Ah ! comme elle était lourde ! Elle est à la fois chaude, soyeuse, belle, puante, et sanglante. Elle est faite des instincts les plus bas et des plus hautes illusions. Aimer, se donner à tous, se sacrifier pour tous, n’être qu’un corps et qu’une âme, la Patrie seule vivante !… Mais qu’est-ce donc que cette Patrie, cette seule vie, à laquelle on sacrifie non seulement sa vie, toutes les vies, mais sa conscience, toutes les consciences ? Et qu’est-ce que cet amour aveugle, dont l’autre face de Janus aux yeux crevés est une aveugle haine ?…
«… L’on a ôté mal à propos le nom de la raison à l’amour, dit Pascal, et on les a opposés sans un bon fondement, car l’amour et la raison n’est qu’une même chose.

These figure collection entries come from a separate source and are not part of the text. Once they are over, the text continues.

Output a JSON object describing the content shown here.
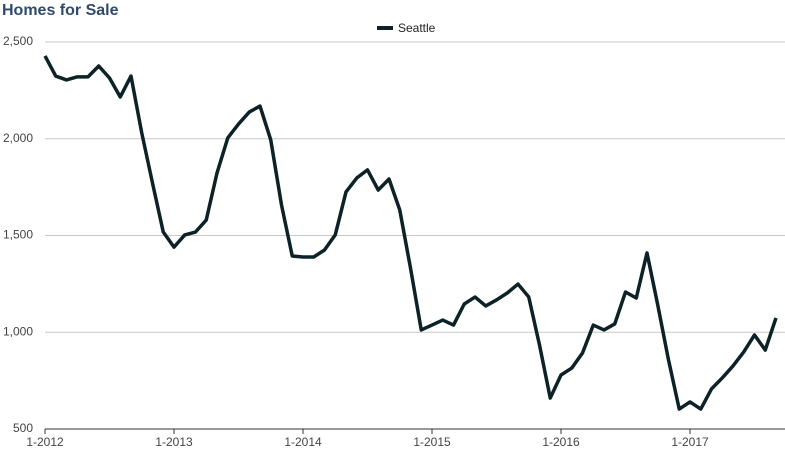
{
  "chart_data": {
    "type": "line",
    "title": "Homes for Sale",
    "x": [
      "1-2012",
      "2-2012",
      "3-2012",
      "4-2012",
      "5-2012",
      "6-2012",
      "7-2012",
      "8-2012",
      "9-2012",
      "10-2012",
      "11-2012",
      "12-2012",
      "1-2013",
      "2-2013",
      "3-2013",
      "4-2013",
      "5-2013",
      "6-2013",
      "7-2013",
      "8-2013",
      "9-2013",
      "10-2013",
      "11-2013",
      "12-2013",
      "1-2014",
      "2-2014",
      "3-2014",
      "4-2014",
      "5-2014",
      "6-2014",
      "7-2014",
      "8-2014",
      "9-2014",
      "10-2014",
      "11-2014",
      "12-2014",
      "1-2015",
      "2-2015",
      "3-2015",
      "4-2015",
      "5-2015",
      "6-2015",
      "7-2015",
      "8-2015",
      "9-2015",
      "10-2015",
      "11-2015",
      "12-2015",
      "1-2016",
      "2-2016",
      "3-2016",
      "4-2016",
      "5-2016",
      "6-2016",
      "7-2016",
      "8-2016",
      "9-2016",
      "10-2016",
      "11-2016",
      "12-2016",
      "1-2017",
      "2-2017",
      "3-2017",
      "4-2017",
      "5-2017",
      "6-2017",
      "7-2017",
      "8-2017",
      "9-2017"
    ],
    "series": [
      {
        "name": "Seattle",
        "color": "#0d2226",
        "values": [
          2428,
          2324,
          2304,
          2320,
          2320,
          2376,
          2314,
          2216,
          2324,
          2030,
          1771,
          1518,
          1440,
          1503,
          1518,
          1580,
          1823,
          2004,
          2076,
          2138,
          2169,
          1994,
          1658,
          1394,
          1389,
          1389,
          1425,
          1503,
          1725,
          1797,
          1839,
          1735,
          1792,
          1632,
          1332,
          1012,
          1037,
          1063,
          1037,
          1146,
          1182,
          1136,
          1167,
          1203,
          1249,
          1182,
          934,
          660,
          779,
          815,
          893,
          1037,
          1012,
          1043,
          1208,
          1177,
          1410,
          1141,
          857,
          603,
          640,
          603,
          707,
          764,
          826,
          898,
          986,
          908,
          1074
        ]
      }
    ],
    "xticks": [
      "1-2012",
      "1-2013",
      "1-2014",
      "1-2015",
      "1-2016",
      "1-2017"
    ],
    "ylim": [
      500,
      2500
    ],
    "yticks": [
      {
        "value": 500,
        "label": "500"
      },
      {
        "value": 1000,
        "label": "1,000"
      },
      {
        "value": 1500,
        "label": "1,500"
      },
      {
        "value": 2000,
        "label": "2,000"
      },
      {
        "value": 2500,
        "label": "2,500"
      }
    ],
    "grid": true,
    "legend": "top"
  }
}
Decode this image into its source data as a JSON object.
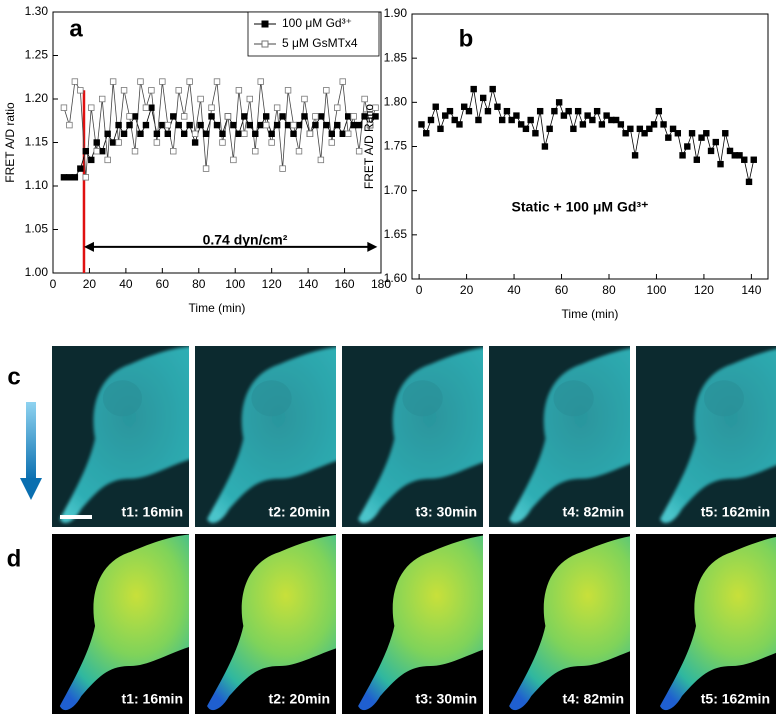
{
  "chart_data": [
    {
      "type": "line",
      "panel_label": "a",
      "xlabel": "Time (min)",
      "ylabel": "FRET A/D ratio",
      "xlim": [
        0,
        180
      ],
      "ylim": [
        1.0,
        1.3
      ],
      "xticks": [
        0,
        20,
        40,
        60,
        80,
        100,
        120,
        140,
        160,
        180
      ],
      "yticks": [
        {
          "value": 1.0,
          "label": "1.00"
        },
        {
          "value": 1.05,
          "label": "1.05"
        },
        {
          "value": 1.1,
          "label": "1.10"
        },
        {
          "value": 1.15,
          "label": "1.15"
        },
        {
          "value": 1.2,
          "label": "1.20"
        },
        {
          "value": 1.25,
          "label": "1.25"
        },
        {
          "value": 1.3,
          "label": "1.30"
        }
      ],
      "x": [
        6,
        9,
        12,
        15,
        18,
        21,
        24,
        27,
        30,
        33,
        36,
        39,
        42,
        45,
        48,
        51,
        54,
        57,
        60,
        63,
        66,
        69,
        72,
        75,
        78,
        81,
        84,
        87,
        90,
        93,
        96,
        99,
        102,
        105,
        108,
        111,
        114,
        117,
        120,
        123,
        126,
        129,
        132,
        135,
        138,
        141,
        144,
        147,
        150,
        153,
        156,
        159,
        162,
        165,
        168,
        171,
        174,
        177
      ],
      "series": [
        {
          "name": "100 μM Gd³⁺",
          "color": "#000000",
          "marker": "filled",
          "values": [
            1.11,
            1.11,
            1.11,
            1.12,
            1.14,
            1.13,
            1.15,
            1.14,
            1.16,
            1.15,
            1.17,
            1.16,
            1.17,
            1.18,
            1.16,
            1.17,
            1.19,
            1.16,
            1.17,
            1.16,
            1.18,
            1.17,
            1.16,
            1.17,
            1.15,
            1.17,
            1.16,
            1.18,
            1.17,
            1.16,
            1.18,
            1.17,
            1.16,
            1.18,
            1.17,
            1.16,
            1.17,
            1.18,
            1.16,
            1.17,
            1.18,
            1.17,
            1.16,
            1.17,
            1.18,
            1.16,
            1.17,
            1.18,
            1.17,
            1.16,
            1.17,
            1.16,
            1.18,
            1.17,
            1.17,
            1.18,
            1.17,
            1.18
          ]
        },
        {
          "name": "5 μM GsMTx4",
          "color": "#444444",
          "marker": "open",
          "values": [
            1.19,
            1.17,
            1.22,
            1.21,
            1.11,
            1.19,
            1.14,
            1.2,
            1.13,
            1.22,
            1.15,
            1.21,
            1.18,
            1.14,
            1.22,
            1.19,
            1.21,
            1.15,
            1.22,
            1.17,
            1.14,
            1.21,
            1.18,
            1.22,
            1.16,
            1.2,
            1.12,
            1.19,
            1.22,
            1.15,
            1.18,
            1.13,
            1.21,
            1.16,
            1.2,
            1.14,
            1.22,
            1.17,
            1.15,
            1.19,
            1.12,
            1.21,
            1.17,
            1.14,
            1.2,
            1.16,
            1.18,
            1.13,
            1.21,
            1.15,
            1.19,
            1.22,
            1.16,
            1.18,
            1.14,
            1.2,
            1.17,
            1.19
          ]
        }
      ],
      "legend": "upper right",
      "marker_line": {
        "x": 17,
        "color": "#e01010"
      },
      "arrow": {
        "x": [
          17,
          178
        ],
        "y": 1.03
      },
      "annotation": "0.74 dyn/cm²"
    },
    {
      "type": "line",
      "panel_label": "b",
      "xlabel": "Time (min)",
      "ylabel": "FRET A/D Ratio",
      "xlim": [
        -3,
        147
      ],
      "ylim": [
        1.6,
        1.9
      ],
      "xticks": [
        0,
        20,
        40,
        60,
        80,
        100,
        120,
        140
      ],
      "yticks": [
        {
          "value": 1.6,
          "label": "1.60"
        },
        {
          "value": 1.65,
          "label": "1.65"
        },
        {
          "value": 1.7,
          "label": "1.70"
        },
        {
          "value": 1.75,
          "label": "1.75"
        },
        {
          "value": 1.8,
          "label": "1.80"
        },
        {
          "value": 1.85,
          "label": "1.85"
        },
        {
          "value": 1.9,
          "label": "1.90"
        }
      ],
      "x": [
        1,
        3,
        5,
        7,
        9,
        11,
        13,
        15,
        17,
        19,
        21,
        23,
        25,
        27,
        29,
        31,
        33,
        35,
        37,
        39,
        41,
        43,
        45,
        47,
        49,
        51,
        53,
        55,
        57,
        59,
        61,
        63,
        65,
        67,
        69,
        71,
        73,
        75,
        77,
        79,
        81,
        83,
        85,
        87,
        89,
        91,
        93,
        95,
        97,
        99,
        101,
        103,
        105,
        107,
        109,
        111,
        113,
        115,
        117,
        119,
        121,
        123,
        125,
        127,
        129,
        131,
        133,
        135,
        137,
        139,
        141
      ],
      "series": [
        {
          "color": "#000000",
          "marker": "filled",
          "values": [
            1.775,
            1.765,
            1.78,
            1.795,
            1.77,
            1.785,
            1.79,
            1.78,
            1.775,
            1.795,
            1.79,
            1.815,
            1.78,
            1.805,
            1.79,
            1.815,
            1.795,
            1.78,
            1.79,
            1.78,
            1.785,
            1.775,
            1.77,
            1.78,
            1.765,
            1.79,
            1.75,
            1.77,
            1.79,
            1.8,
            1.785,
            1.79,
            1.77,
            1.79,
            1.775,
            1.785,
            1.78,
            1.79,
            1.775,
            1.785,
            1.78,
            1.78,
            1.775,
            1.765,
            1.77,
            1.74,
            1.77,
            1.765,
            1.77,
            1.775,
            1.79,
            1.775,
            1.76,
            1.77,
            1.765,
            1.74,
            1.75,
            1.765,
            1.735,
            1.76,
            1.765,
            1.745,
            1.755,
            1.73,
            1.765,
            1.745,
            1.74,
            1.74,
            1.735,
            1.71,
            1.735
          ]
        }
      ],
      "annotation": "Static + 100 μM Gd³⁺"
    }
  ],
  "image_panels": [
    {
      "label": "c",
      "captions": [
        "t1: 16min",
        "t2: 20min",
        "t3: 30min",
        "t4: 82min",
        "t5: 162min"
      ]
    },
    {
      "label": "d",
      "captions": [
        "t1: 16min",
        "t2: 20min",
        "t3: 30min",
        "t4: 82min",
        "t5: 162min"
      ]
    }
  ]
}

C’est une précipitation de pensées qui se porte d’un côté sans bien examiner tout ; mais c’est toujours une raison… »
Eh bien, examinons tout ! — Mais n’est-ce pas que cet amour, justement, n’est, pour une grande part, que la peur d’examiner tout, l’enfant qui, pour ne point voir l’ombre qui passe sur le mur, se renfonce la tête sous ses draps ?…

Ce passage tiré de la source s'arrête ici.